8 thoughts on “The Totalitarian Peer Pressure”

  1. I think the time has come to remove all government funding of any schools that do not have a balanced faculty – 50% conservative, 50% liberal.

      1. Perzackly. Also make student loan debt dischargable by bankruptcy, putting the schools on the hook for defaults, and watch the loans for useless crap like gender studies dry up and blow away… the cost of loans should be coupled to the risk of those loans.

    1. Which “conservative” and which “liberal”? For example, if someone backs the latest boneheaded DC maneuver lest sweat shops and Pinkerton union busters proliferate across the land, perhaps while using Marxist language that hasn’t been seen in polite company in over a century and a half, are they “liberal” or “conservative”?

  2. Well, if you’re not into the approval of others, keeping your comments open is a great first step. (Insert gratuitous insult here.)

  3. Also make student loan debt dischargable by bankruptcy, putting the schools on the hook for defaults

    No, no, no! Blaming the school for a useless degree is like blaming the bartender if you get drunk and wrap your car around a tree. If you* were stupid enough to go $50,000 in debt to get a master’s degree in puppetry, you deserve to send 1/4 of your burger-flipping wages to the bank nice enough to indulge your fantasy.
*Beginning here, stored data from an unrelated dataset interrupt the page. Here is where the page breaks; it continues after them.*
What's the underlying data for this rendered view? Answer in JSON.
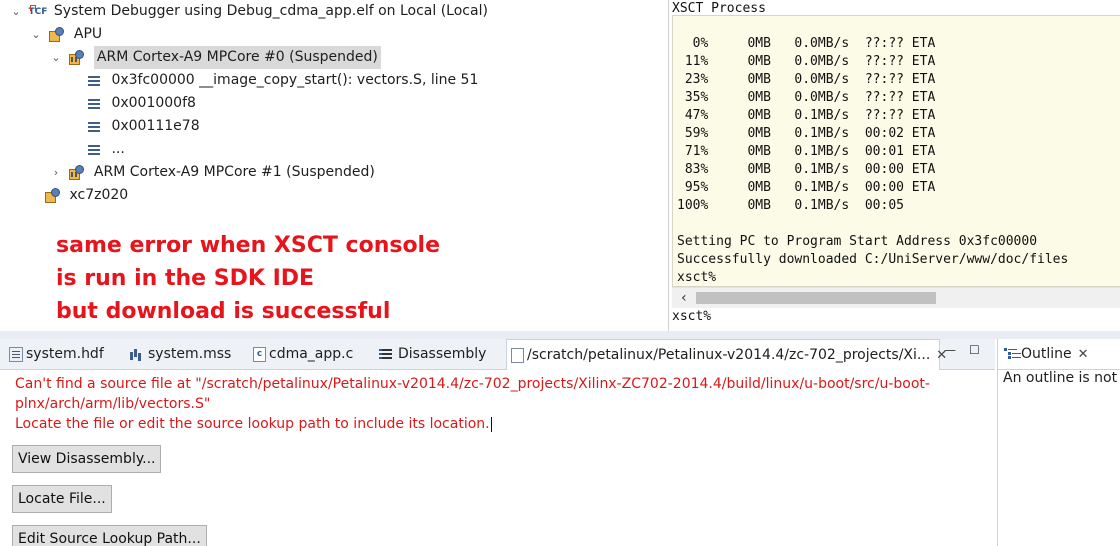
{
  "debug_tree": {
    "root": {
      "label": "System Debugger using Debug_cdma_app.elf on Local (Local)"
    },
    "apu": {
      "label": "APU"
    },
    "core0": {
      "label": "ARM Cortex-A9 MPCore #0 (Suspended)"
    },
    "frames": [
      {
        "label": "0x3fc00000 __image_copy_start(): vectors.S, line 51"
      },
      {
        "label": "0x001000f8"
      },
      {
        "label": "0x00111e78"
      },
      {
        "label": "..."
      }
    ],
    "core1": {
      "label": "ARM Cortex-A9 MPCore #1 (Suspended)"
    },
    "device": {
      "label": "xc7z020"
    }
  },
  "annotation": {
    "lines": [
      "same error when XSCT console",
      "is run in the SDK IDE",
      "but download is successful"
    ]
  },
  "xsct": {
    "title": "XSCT Process",
    "progress_lines": [
      "  0%     0MB   0.0MB/s  ??:?? ETA",
      " 11%     0MB   0.0MB/s  ??:?? ETA",
      " 23%     0MB   0.0MB/s  ??:?? ETA",
      " 35%     0MB   0.0MB/s  ??:?? ETA",
      " 47%     0MB   0.1MB/s  ??:?? ETA",
      " 59%     0MB   0.1MB/s  00:02 ETA",
      " 71%     0MB   0.1MB/s  00:01 ETA",
      " 83%     0MB   0.1MB/s  00:00 ETA",
      " 95%     0MB   0.1MB/s  00:00 ETA",
      "100%     0MB   0.1MB/s  00:05"
    ],
    "tail_lines": [
      "Setting PC to Program Start Address 0x3fc00000",
      "Successfully downloaded C:/UniServer/www/doc/files",
      "xsct%"
    ],
    "input_prompt": "xsct%"
  },
  "editor_tabs": [
    {
      "label": "system.hdf",
      "icon": "hdf-file-icon"
    },
    {
      "label": "system.mss",
      "icon": "mss-file-icon"
    },
    {
      "label": "cdma_app.c",
      "icon": "c-file-icon"
    },
    {
      "label": "Disassembly",
      "icon": "disassembly-icon"
    },
    {
      "label": "/scratch/petalinux/Petalinux-v2014.4/zc-702_projects/Xi...",
      "icon": "file-icon",
      "active": true
    }
  ],
  "editor": {
    "error_lines": [
      "Can't find a source file at \"/scratch/petalinux/Petalinux-v2014.4/zc-702_projects/Xilinx-ZC702-2014.4/build/linux/u-boot/src/u-boot-",
      "plnx/arch/arm/lib/vectors.S\"",
      "Locate the file or edit the source lookup path to include its location."
    ],
    "buttons": {
      "view_disassembly": "View Disassembly...",
      "locate_file": "Locate File...",
      "edit_lookup": "Edit Source Lookup Path..."
    }
  },
  "outline": {
    "tab_label": "Outline",
    "message": "An outline is not a"
  }
}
    the cost of loans should be coupled to the risk of those loans.

    And in a free market, they would be.

    *Assuming you had the legal capacity to enter a contract, of course.

    1. *Assuming you had the legal capacity to enter a contract, of course.

      I’m thinking most high-school graduates these days probably don’t, except by accident of age.

  4. It doesn’t seem fair to have a type of loan that is only available to students–maybe the undischargeable loans should be available to anyone. They will still need to be dischargeable eventually–after maybe 15 years. I expect they would prove pretty popular–very few people expect to go bankrupt, and they would tend to go for the better interest rate.

    I wouldn’t mind letting Universities grant the loans (they have a lot of info that a financial institution wouldn’t–grades, class participation, classes, that sort), so they could presumably be pretty intelligent about figuring optimal interest rates. But I expect the Universities would decide to be “fair” about it, and grant the same rates to desirable minorities (Hispanics, Am Inds) as to undesirable minorities (Asians). And since STEM students would likely earn a better salary after graduation, they could obviously afford to pay a higher interest rate than Grievance Studies Majors. I can’t think of a decent feedback mechanism–maybe random teachers lose tenure/random administrators lose seniority the more underfunded the loan department becomes?